市販のペットフードには、製品の形状や与える目的によってさまざまな種類があります。

目的別の分類

総合栄養食 犬や猫が必要としている栄養素をすべて含んだフードで、新鮮な水と一緒に与えるだけで健康を維持することができるように、栄養バランスが調整されています。 
間食(「おやつ」
または「スナック」)
ペットとのコミュニケーションを取るための手段やごほうびとして、限られた量を与えることを目的としたもので、ジャーキータイプのスナックや魚肉ソーセージなどの練り加工品、ササミ乾燥品、砂肝、乾燥野菜、豚ミミ、蹄(ヒヅメ) などの素材ベース品、ローハイドガムや骨型・歯ブラシ形スナックなどのガム、ビスケットやクッキーなどの菓子類など、様々なものがあります。ペットが欲しがるままに与えていると、栄養が偏ったり、カロリーが過多になって肥満にもつながりますので注意が必要です。1 日あたりに必要なカロリーの20%以内に抑えることが大切です。
その他の目的食 嗜好増進などの目的で与える「副食・おかずタイプ」、特定の栄養成分の調節やカロリーの補給などを目的として与える「栄養補完食」、栄養成分の量や比率などを調節することで、特定の疾病などに対して、いわゆる食事療法として与えることを目的とした「療法食」などがあります。なお、それらはかかりつけの獣医師の指導のもとで与えるべきです。

ペットフードのタイプ別の分類
ドライタイプ 水分含量が10%程度、またはそれ以下のフードです。

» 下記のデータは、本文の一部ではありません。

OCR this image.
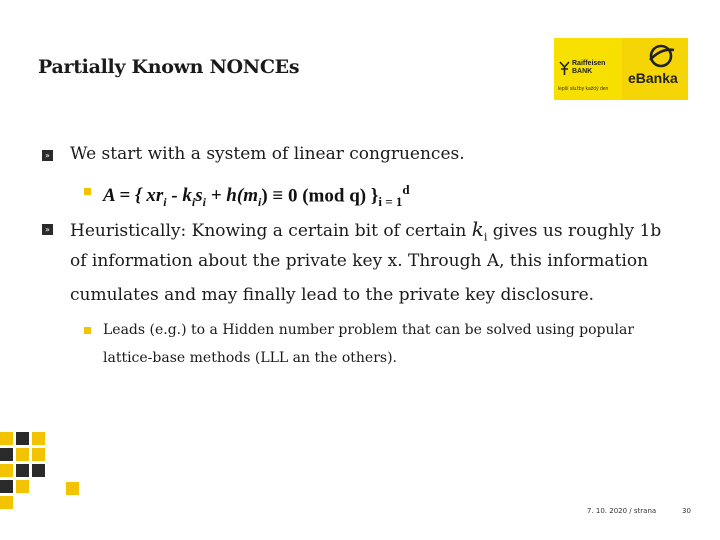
Partially Known NONCEs	Raiffeisen
BANK
lepší služby každý den
eBanka
» We start with a system of linear congruences.
A = { $xr_i - k_is_i + h(m_i) \equiv 0$ (mod q) }$_{i = 1}^d$
» Heuristically: Knowing a certain bit of certain $k_i$ gives us roughly 1b
of information about the private key x. Through A, this information
cumulates and may finally lead to the private key disclosure.
Leads (e.g.) to a Hidden number problem that can be solved using popular
lattice-base methods (LLL an the others).
7. 10. 2020 / strana	30
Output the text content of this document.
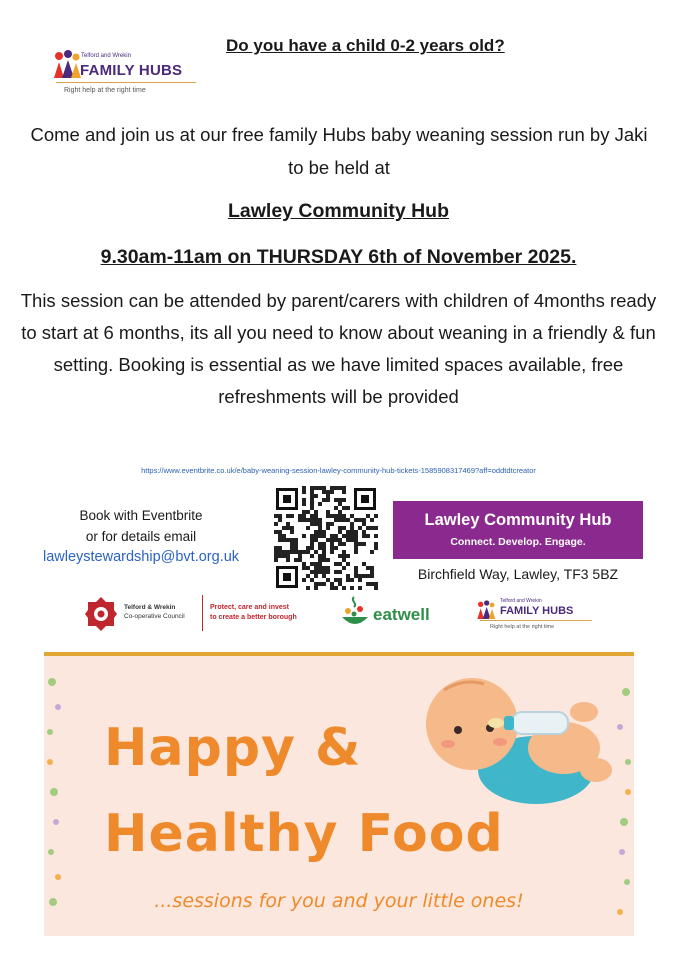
Telford and Wrekin
FAMILY HUBS
Right help at the right time
Do you have a child 0-2 years old?
Come and join us at our free family Hubs baby weaning session run by Jaki to be held at
Lawley Community Hub
9.30am-11am on THURSDAY 6th of November 2025.
This session can be attended by parent/carers with children of 4months ready to start at 6 months, its all you need to know about weaning in a friendly & fun setting. Booking is essential as we have limited spaces available, free refreshments will be provided
https://www.eventbrite.co.uk/e/baby-weaning-session-lawley-community-hub-tickets-1585908317469?aff=oddtdtcreator
Book with Eventbrite
or for details email
lawleystewardship@bvt.org.uk
Lawley Community Hub
Connect. Develop. Engage.
Birchfield Way, Lawley, TF3 5BZ
Telford & Wrekin
Co-operative Council
Protect, care and invest
to create a better borough	eatwell
Telford and Wrekin
FAMILY HUBS
Right help at the right time
Happy &
Healthy Food
...sessions for you and your little ones!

重量あたりの栄養価が高いこと、長期保存に適しているなどの利点があります。また、カリカリしているため、歯垢がつきにくくなったり、口臭を抑えることが期待できます。 
ウエットタイプ 水分含量が75%程度のフードで、缶詰、アルミトレイ、レトルトパウチ等の加熱殺菌用の容器に詰められています。風味が良く、食べやすいことから、犬や猫が好む傾向があります。開封しなければ長期間保存できますが、開封後は品質の変化が早いので、注意が必要です。
セミモイストタイプ
ソフトドライタイプ
セミモイストタイプは水分含量が25 ~ 35%程度、ソフトドライタイプは水分が10 ~ 30%程度のフードです。

ライフステージ別の区分
犬や猫では、成長段階によって、必要とするエネルギーの量が違います。このため、市販のペットフードの多くは、ライフステージに合わせた栄養設計がされています。各ライフステージに合わせて食餌の管理をしましょう。
哺乳期 生まれてから30日程度までの期間をいいます。この時期は母乳で成長します。市販のミルクを利用する場合には、犬には犬用、猫には猫用のミルクを与えます。
離乳期 生後約20 日から60 日くらいまでの期間をいいます。犬用や猫用の離乳期用フードも販売されていますが、これらが手に入らない場合には、子犬用(成長期犬用) や子猫用(成長期猫用) フードをお湯やミルクでふやかして与えることも可能です。
成長期 小型犬では生後約50 日から10 ヶ月程度、中型犬では生後約50 日から1年程度、大型犬では生後約50 日から1年半程度、超大型犬では生後約50 日から2年程度、猫では生後約50 日から1年程度の期間をいいます。
市販製品では、子犬用(成長期犬用)、または、子猫用(成長期猫用) のフードがあります。
成犬、成猫期 成長期以降の7年間程度の時期をいいます。市販製品では、成犬用、または、成猫用のフードがあります。
高齢犬、高齢猫期 約7歳から8歳以降の時期をいいます。(老化のスピードには個体差があるため、すべての犬や猫がこの時期から高齢犬、高齢猫というわけではありません。) 市販製品では、シニア用のフードがあります。

フードの切り替え方
ある年齢になったからといって、急にその年齢用のフードに切替えるのはあまり良いことではありません。(食べなれていないフードに急に切替えると、吐いてしまったり、下痢をすることもあります。)
状態を見ながら、1 週間くらいかけて新しいフードの割合を徐々に増やしましょう。